Il Beethoven di Herreweghe
Il maestro fiammingo apre la stagione della Istituzione Universitaria dei Concerti a Roma con la Settima e la Quinta Sinfonia. Esecuzione trascinante e un successo meritato
L’Orchestre des Champs Elysées è una formazione che Philippe Herreweghe dirige da anni con passione amorosa. Usa strumenti originali, nel caso soprattutto ottoni e legni. Punta a rispettare le indicazioni del metronomo nei tempi beethoveniani, per quanto è possibile. Impresa ardua, a cui sono tentati diversi direttori, come Riccardo Chailly, che di recente ha inciso le Nove Sinfonie secondo i tempi e le dinamiche pensati dal grande Ludwig.

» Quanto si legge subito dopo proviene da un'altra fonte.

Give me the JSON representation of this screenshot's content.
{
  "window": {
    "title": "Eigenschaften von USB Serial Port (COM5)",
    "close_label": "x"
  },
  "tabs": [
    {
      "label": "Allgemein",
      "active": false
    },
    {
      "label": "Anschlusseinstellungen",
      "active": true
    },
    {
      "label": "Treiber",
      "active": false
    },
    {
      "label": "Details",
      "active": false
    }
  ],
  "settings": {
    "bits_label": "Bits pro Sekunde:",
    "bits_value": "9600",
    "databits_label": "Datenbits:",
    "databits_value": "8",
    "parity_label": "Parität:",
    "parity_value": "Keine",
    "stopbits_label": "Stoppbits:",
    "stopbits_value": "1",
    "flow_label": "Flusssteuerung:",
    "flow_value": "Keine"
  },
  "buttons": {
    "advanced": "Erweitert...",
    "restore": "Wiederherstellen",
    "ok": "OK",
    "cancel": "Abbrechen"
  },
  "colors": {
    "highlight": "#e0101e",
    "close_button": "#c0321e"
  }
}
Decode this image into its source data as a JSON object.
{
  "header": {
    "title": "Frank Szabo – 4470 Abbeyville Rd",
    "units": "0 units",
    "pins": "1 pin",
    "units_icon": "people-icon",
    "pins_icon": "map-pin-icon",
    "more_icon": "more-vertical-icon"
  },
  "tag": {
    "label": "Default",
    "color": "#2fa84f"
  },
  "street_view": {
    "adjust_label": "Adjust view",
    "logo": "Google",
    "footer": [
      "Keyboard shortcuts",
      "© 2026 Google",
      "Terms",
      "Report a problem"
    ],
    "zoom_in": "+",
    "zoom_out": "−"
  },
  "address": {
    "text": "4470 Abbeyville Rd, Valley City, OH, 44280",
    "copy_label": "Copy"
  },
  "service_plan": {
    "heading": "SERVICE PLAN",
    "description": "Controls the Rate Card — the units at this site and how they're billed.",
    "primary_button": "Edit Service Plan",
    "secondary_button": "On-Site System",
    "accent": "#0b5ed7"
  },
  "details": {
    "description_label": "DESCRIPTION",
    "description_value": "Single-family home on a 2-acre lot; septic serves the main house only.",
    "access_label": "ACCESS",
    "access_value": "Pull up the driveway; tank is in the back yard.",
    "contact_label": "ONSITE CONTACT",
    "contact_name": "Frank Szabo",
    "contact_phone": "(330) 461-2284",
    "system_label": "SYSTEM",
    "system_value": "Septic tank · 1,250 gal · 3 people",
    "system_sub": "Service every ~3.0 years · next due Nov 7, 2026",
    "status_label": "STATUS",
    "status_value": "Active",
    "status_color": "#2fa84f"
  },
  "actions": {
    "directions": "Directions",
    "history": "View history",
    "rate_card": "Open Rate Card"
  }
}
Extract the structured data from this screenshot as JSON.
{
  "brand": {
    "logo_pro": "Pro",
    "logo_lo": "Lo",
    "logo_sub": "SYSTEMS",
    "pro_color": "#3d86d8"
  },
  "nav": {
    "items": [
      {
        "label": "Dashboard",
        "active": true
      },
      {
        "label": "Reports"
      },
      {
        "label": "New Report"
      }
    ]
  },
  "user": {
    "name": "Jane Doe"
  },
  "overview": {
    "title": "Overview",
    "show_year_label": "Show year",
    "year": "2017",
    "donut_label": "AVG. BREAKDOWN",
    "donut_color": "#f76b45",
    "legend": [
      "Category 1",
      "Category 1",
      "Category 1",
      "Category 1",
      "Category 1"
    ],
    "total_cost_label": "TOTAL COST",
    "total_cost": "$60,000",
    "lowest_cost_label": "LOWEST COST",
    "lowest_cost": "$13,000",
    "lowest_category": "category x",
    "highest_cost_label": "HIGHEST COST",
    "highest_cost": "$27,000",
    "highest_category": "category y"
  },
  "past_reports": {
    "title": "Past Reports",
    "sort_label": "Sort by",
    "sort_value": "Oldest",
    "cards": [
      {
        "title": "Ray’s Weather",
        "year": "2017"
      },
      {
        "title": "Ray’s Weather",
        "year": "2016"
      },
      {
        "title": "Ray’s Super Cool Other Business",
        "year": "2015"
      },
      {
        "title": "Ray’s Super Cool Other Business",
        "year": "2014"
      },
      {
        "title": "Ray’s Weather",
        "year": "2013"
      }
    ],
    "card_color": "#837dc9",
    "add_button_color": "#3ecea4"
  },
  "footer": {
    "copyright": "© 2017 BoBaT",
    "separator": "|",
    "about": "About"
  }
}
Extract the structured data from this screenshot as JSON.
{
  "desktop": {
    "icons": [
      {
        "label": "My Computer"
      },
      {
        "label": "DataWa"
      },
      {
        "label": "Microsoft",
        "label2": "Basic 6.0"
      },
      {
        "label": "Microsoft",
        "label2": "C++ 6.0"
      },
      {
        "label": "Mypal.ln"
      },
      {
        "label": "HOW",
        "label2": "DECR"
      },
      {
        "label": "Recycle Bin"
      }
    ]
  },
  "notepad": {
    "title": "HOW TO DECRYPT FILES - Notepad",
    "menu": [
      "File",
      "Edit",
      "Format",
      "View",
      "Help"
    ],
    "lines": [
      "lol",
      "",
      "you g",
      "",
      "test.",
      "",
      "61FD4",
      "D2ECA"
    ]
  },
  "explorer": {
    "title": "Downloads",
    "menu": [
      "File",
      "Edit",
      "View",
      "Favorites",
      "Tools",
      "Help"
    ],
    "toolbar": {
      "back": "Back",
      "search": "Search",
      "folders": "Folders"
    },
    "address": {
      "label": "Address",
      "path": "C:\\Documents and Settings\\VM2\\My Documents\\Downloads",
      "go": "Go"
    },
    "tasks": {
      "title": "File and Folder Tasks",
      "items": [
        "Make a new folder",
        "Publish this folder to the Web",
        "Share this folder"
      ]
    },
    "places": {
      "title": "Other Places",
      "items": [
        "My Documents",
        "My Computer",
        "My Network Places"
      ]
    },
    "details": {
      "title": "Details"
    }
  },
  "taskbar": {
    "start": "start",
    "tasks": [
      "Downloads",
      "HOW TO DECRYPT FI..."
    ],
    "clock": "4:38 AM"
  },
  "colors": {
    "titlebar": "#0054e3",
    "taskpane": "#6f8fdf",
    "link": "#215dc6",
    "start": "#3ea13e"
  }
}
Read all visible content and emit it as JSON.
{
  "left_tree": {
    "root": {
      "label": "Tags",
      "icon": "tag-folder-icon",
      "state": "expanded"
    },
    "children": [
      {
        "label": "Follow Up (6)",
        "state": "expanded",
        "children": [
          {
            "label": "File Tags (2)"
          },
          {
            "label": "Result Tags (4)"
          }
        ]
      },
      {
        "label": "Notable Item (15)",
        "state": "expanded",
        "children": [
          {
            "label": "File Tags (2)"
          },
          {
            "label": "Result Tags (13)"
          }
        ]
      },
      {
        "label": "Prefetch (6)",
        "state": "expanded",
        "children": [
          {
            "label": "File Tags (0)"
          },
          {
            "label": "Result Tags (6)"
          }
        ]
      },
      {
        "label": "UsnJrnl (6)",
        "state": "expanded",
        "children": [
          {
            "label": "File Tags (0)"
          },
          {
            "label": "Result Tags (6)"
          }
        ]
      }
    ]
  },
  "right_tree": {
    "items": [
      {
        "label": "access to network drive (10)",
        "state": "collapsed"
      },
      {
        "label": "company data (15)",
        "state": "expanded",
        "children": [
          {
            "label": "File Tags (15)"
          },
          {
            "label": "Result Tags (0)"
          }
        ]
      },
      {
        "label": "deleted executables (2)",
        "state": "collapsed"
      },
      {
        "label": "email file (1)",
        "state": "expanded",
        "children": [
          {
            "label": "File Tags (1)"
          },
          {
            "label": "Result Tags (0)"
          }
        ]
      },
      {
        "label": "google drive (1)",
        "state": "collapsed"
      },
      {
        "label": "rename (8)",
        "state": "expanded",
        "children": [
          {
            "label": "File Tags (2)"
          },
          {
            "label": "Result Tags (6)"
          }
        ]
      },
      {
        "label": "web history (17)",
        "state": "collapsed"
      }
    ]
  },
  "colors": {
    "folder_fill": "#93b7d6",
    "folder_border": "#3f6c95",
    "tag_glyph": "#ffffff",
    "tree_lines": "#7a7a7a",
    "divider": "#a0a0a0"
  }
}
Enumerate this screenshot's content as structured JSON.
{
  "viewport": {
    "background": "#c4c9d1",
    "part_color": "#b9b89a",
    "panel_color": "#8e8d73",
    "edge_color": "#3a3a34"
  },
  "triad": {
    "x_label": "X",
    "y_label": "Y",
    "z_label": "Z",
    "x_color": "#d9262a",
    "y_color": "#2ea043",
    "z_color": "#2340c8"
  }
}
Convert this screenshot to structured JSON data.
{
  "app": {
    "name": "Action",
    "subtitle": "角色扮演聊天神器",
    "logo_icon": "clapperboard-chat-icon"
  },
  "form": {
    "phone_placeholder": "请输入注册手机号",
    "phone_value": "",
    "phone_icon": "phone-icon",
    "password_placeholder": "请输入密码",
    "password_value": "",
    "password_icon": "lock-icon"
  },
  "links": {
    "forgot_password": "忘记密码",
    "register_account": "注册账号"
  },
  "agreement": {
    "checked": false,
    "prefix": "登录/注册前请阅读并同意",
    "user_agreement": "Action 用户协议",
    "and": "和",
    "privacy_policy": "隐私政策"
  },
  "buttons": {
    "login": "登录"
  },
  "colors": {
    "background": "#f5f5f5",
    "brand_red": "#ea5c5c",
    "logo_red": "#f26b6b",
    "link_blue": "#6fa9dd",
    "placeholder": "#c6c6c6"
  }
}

Herreweghe apre la nuova stagione della Istituzione Universitaria dei Concerti a Roma con la Settima e poi la Quinta. Pubblico fitto ed entusiasta come ad ogni esecuzione beethoveniana. La direzione del maestro fiammingo è precisa, gli stacchi netti, i tempi corretti. Nella Settima la chiarezza dei passaggi fra le sezioni dell’orchestra è esemplare, e si colgono sfumature in genere sfuggenti. Il secondo tempo, il celebre Allegretto, è giusto, non troppo lento come una marcia funebre (come è trasformato da alcuni direttori), ma un intermezzo delicato e dolente in una sinfonia i n cui l’ultimo movimento è una danza frenetica di ritmi quasi cosmici. La Quinta, fin troppo famosa, riesce meglio nel secondo movimento, quell’Andante con moto che è il cammino dell’uomo, deciso,i n mezzo alle tempeste della vita.
Esecuzione trascinante, precisa. Mancano però le sfumature, i colori. E, occorre dirlo, il suono fin troppo tenue dei legni non si amalgama sempre con gli archi e negli assoli risulta troppo liquido. Va bene la filologia, ma allora dev’essere impressa a tutta l’orchestra, non solo ad alcune sezioni. Successo meritato, comunque. Beethoven fa sempre centro.